After a pause with a nasty smile at me, he continued. Let us get back to you and your crimes, Elliot. Nobody here got too excited about your shooting five Russian Political Officers as they are always easy to replace, but blowing up a general and two of his staff, was not something we could easily ignore.

I said I don’t know what he was talking about. He obviously had the wrong person. I had never been to Russia before.

He said he was not talking about Russia, he was talking about my adventures in North Vietnam.

I said I don’t know what you are talking about. I had never been to Vietnam.

He said enough of your as you say bullshit.

He said something to the guards in Russian and the next thing I knew, I was smacked across the side of my head by a rifle barrel and knocked out of my chair. When I got back up, I had a gash on the side of my head that was bleeding. He threw me a handkerchief and said, clean yourself up, I am through playing games with you.
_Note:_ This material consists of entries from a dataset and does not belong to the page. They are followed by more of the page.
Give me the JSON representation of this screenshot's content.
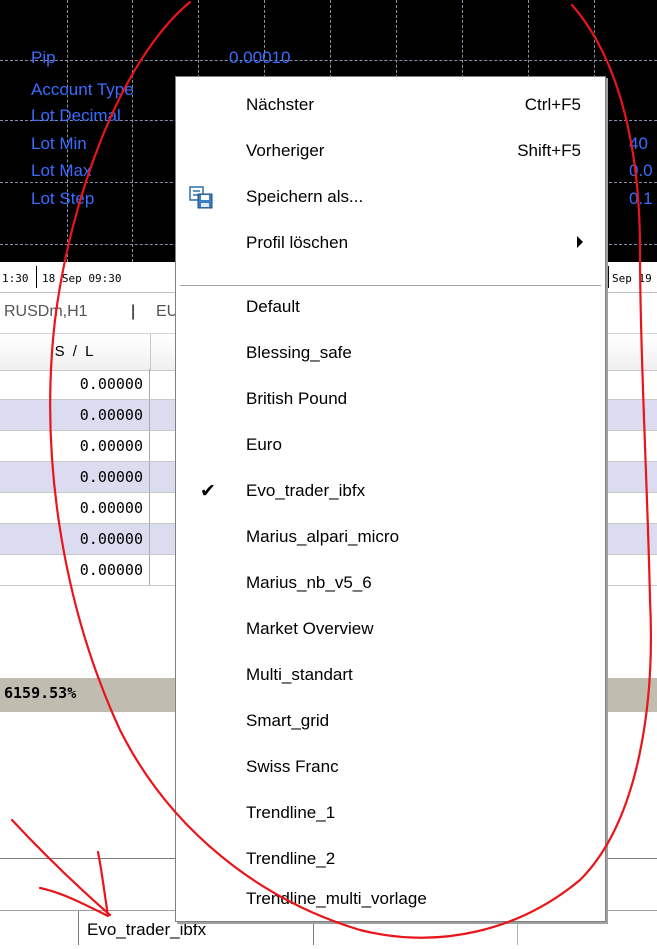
{
  "chart": {
    "labels": [
      "Pip",
      "Account Type",
      "Lot Decimal",
      "Lot Min",
      "Lot Max",
      "Lot Step"
    ],
    "pip_value": "0.00010",
    "right_values": [
      "40",
      "0.0",
      "0.1"
    ],
    "text_color": "#3b6cff",
    "background": "#000000"
  },
  "time_axis": {
    "ticks": [
      "1:30",
      "18 Sep 09:30",
      "Sep 19"
    ]
  },
  "chart_tabs": {
    "items": [
      "RUSDm,H1",
      "EU"
    ],
    "separator": "|"
  },
  "table": {
    "header": "S / L",
    "rows": [
      "0.00000",
      "0.00000",
      "0.00000",
      "0.00000",
      "0.00000",
      "0.00000",
      "0.00000"
    ],
    "total": "6159.53%",
    "alt_row_color": "#dcdcf0",
    "total_row_color": "#c0bdb0"
  },
  "bottom": {
    "active_tab": "Evo_trader_ibfx"
  },
  "menu": {
    "top_items": [
      {
        "label": "Nächster",
        "shortcut": "Ctrl+F5"
      },
      {
        "label": "Vorheriger",
        "shortcut": "Shift+F5"
      },
      {
        "label": "Speichern als...",
        "icon": "save-profile-icon"
      },
      {
        "label": "Profil löschen",
        "submenu": true
      }
    ],
    "profiles": [
      "Default",
      "Blessing_safe",
      "British Pound",
      "Euro",
      "Evo_trader_ibfx",
      "Marius_alpari_micro",
      "Marius_nb_v5_6",
      "Market Overview",
      "Multi_standart",
      "Smart_grid",
      "Swiss Franc",
      "Trendline_1",
      "Trendline_2",
      "Trendline_multi_vorlage"
    ],
    "checked_profile": "Evo_trader_ibfx",
    "check_mark": "✔"
  },
  "annotation": {
    "color": "#e8151b",
    "shapes": [
      "circle-around-menu",
      "arrow-to-active-tab"
    ]
  }
}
He told me his boss, Chairman Shelepin, wanted my head, but Premier Khrushchev didn’t wish to do anything that might mess up his détente plans with America. He said I was also wanted for multiple murders in North Vietnam, and he was informed Ho Chi Minh had personally requested that we give you to them. They have promised Premier Khrushchev that if you were transferred to them that they would execute you, so that takes care of both of our problems.

I said I still don’t know what he was talking about; I had never been to Vietnam.
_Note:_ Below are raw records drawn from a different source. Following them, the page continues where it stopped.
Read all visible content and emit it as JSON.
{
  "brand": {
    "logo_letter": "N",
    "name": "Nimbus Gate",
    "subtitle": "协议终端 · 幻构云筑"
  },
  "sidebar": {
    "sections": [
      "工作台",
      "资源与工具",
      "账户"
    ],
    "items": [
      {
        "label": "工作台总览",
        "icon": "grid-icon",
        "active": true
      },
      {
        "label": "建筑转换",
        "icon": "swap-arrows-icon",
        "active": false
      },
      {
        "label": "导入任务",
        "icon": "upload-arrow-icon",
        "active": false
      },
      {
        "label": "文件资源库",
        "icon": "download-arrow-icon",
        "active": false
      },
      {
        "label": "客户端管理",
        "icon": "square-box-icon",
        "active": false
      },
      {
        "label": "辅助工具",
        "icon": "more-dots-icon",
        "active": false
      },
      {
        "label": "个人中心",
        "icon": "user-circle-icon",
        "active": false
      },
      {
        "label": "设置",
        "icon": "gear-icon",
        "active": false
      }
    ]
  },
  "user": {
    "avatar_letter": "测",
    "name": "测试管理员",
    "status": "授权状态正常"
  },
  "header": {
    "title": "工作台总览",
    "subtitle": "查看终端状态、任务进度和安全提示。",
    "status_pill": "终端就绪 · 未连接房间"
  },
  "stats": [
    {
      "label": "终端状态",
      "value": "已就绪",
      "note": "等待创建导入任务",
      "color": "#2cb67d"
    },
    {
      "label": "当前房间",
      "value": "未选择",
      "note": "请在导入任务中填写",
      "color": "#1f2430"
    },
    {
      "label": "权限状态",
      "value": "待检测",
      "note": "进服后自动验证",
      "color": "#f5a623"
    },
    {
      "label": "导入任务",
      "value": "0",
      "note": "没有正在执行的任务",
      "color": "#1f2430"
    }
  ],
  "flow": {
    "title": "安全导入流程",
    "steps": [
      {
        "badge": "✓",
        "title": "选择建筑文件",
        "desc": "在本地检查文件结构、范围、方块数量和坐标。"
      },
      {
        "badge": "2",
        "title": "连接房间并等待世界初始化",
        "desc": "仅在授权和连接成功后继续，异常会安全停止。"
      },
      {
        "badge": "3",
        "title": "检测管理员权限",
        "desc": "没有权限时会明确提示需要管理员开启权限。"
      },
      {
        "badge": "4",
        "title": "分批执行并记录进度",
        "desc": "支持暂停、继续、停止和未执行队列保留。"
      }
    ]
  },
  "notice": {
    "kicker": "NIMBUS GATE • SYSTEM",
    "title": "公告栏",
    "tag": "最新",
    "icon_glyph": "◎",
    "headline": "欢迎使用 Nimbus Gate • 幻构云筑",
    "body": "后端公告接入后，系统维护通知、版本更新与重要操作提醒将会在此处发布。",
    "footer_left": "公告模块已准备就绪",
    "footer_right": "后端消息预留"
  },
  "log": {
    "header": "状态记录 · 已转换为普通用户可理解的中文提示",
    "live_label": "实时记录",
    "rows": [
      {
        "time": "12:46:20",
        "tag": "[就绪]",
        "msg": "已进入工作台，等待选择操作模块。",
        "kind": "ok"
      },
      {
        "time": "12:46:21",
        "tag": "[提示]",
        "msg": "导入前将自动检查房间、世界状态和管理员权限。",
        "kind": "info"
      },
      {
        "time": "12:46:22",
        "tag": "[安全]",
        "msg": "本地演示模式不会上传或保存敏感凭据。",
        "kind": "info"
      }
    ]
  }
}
He shook his head, and I think he was about to have the guard strike me again, but changed his mind. After some thought he said, enough, would you like to hear all about our investigation and see the proof there is against you? 

I hesitated a bit and said, yes.

He shuffled through the stack of papers and began. Your ruse of pretending to be rogue French soldiers was surprisingly effective with the Vietnamese police and military investigators. They believed that all the killings were being carried out by some leftover French troops in retaliation for the slaughter at Dien Bien Phu. They were sure some stragglers had banded together and were doing all the killings. It helped them explain why Uncle Ho’s son was targeted.

We, however, were not convinced it was the French as the killings were just too widespread, and it did not explain why they were also killing Russian officers. It didn’t make sense to us, so we sent 4 of our top KGB investigators over to help in the investigation.

He then went through the extensive details of their investigation, how they determined it was Marines that had been doing all the killings and then on to how they conclusively identified the individuals actually involved, including me.

He continued, when we presented all the information, we had collected to General Giap and Chairman Shelepin the decision was made to issue murder warrants in North Vietnam and Russia for all the sharpshooters directly involved in the killings. And you Elliot, because of your particularly brazen exploits, made the top of our list.

When they saw your name on the list of Marine competitors coming to Leningrad, we were ecstatic and knew we had the perfect chance to arrest you. We could not believe how stupid you were to come here. All we would need to covertly entrap you is to find a good-looking young lady that you could not resist.

That evening the door to my cell was opened, and two guards entered, accompanied by a Vietnamese officer. They shackled my hands and feet and put a hood was over my head. They then led me out of my cell, down the stairs into a van and transported me back to Levashovo Airfield to be flown to Hanoi for what I presumed was my inevitable execution.

In the ending of my novel, I was executed, so obviously that was fiction.